Однако наука пошла впрок. Руджеро больше не делал свои идеи общим достоянием, смиренно каялся на исповедях в греховных искусах, воздевал руки в притворном отчаянии, а потом в тишине своей кельи предавался совершенно иным размышлениям.
Незаметно для себя он собрал воедино то, что знал об устройстве мира, о его законах и о расхождении этих законов с людскими правилами. И думы эти выковали в монахе другую веру, его собственную. Веру в Бога доброго и надежного, строгого и справедливого, который умеет отличать пустую жестокость от воздаяния, а ошибку от шельмовства, который не хочет раболепного поклонения, а потому не нуждается ни в святых книгах, ни в пышных храмах, ни в сложных обрядах.

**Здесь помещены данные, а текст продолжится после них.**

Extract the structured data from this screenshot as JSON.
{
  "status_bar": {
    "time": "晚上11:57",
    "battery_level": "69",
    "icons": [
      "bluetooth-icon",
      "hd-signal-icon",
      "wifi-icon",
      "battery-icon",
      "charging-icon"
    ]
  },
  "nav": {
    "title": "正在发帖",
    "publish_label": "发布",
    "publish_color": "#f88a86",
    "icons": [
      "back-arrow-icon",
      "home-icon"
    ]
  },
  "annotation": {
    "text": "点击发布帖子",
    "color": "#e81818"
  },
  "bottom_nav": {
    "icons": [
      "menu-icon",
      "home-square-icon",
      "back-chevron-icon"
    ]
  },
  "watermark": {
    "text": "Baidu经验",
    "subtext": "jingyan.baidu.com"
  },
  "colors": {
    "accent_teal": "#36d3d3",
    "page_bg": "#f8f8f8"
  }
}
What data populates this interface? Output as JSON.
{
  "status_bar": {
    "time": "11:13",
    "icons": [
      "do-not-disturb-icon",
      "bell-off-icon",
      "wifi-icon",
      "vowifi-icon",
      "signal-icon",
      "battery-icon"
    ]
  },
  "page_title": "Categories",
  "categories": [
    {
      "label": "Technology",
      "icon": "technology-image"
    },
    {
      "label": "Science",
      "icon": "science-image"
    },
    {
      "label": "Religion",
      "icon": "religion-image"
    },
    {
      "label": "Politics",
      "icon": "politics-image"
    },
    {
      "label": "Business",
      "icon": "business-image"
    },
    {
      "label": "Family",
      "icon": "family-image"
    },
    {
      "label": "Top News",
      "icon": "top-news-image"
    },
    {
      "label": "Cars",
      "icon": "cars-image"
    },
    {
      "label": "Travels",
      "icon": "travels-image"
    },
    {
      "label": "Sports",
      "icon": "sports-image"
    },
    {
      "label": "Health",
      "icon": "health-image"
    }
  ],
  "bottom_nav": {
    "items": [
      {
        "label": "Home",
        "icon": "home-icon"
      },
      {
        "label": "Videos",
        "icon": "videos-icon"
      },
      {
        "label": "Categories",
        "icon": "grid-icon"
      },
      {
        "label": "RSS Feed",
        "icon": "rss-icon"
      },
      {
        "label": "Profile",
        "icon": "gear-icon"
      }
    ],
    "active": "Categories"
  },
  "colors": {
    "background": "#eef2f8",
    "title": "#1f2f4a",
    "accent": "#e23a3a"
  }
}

Руджеро истово верил и так же истово молился. Но молитвы эти были совсем не похожи на те, которым его учили с детских лет.
Годы шли, и до Италии все гуще доносился чад костров святой инквизиции, разожженных твердой рукой Томмазо де Торквемады. Пусть инквизиция здесь еще не успела пустить корни настолько глубоко, насколько в Испании, но Дамиано Руджеро знал, как плотны тонкие сети церковной судебной системы, как огромны ее власть и влияние, и принял важное решение.
Он не собирался становиться мучеником веры. Не видел смысла в пустых потугах убедить кого-то в своей правоте, которые неминуемо закончатся казнью. Он твердо знал, что ему нужны власть и свобода. И мятежный монах вступил в ряды борцов с ересью.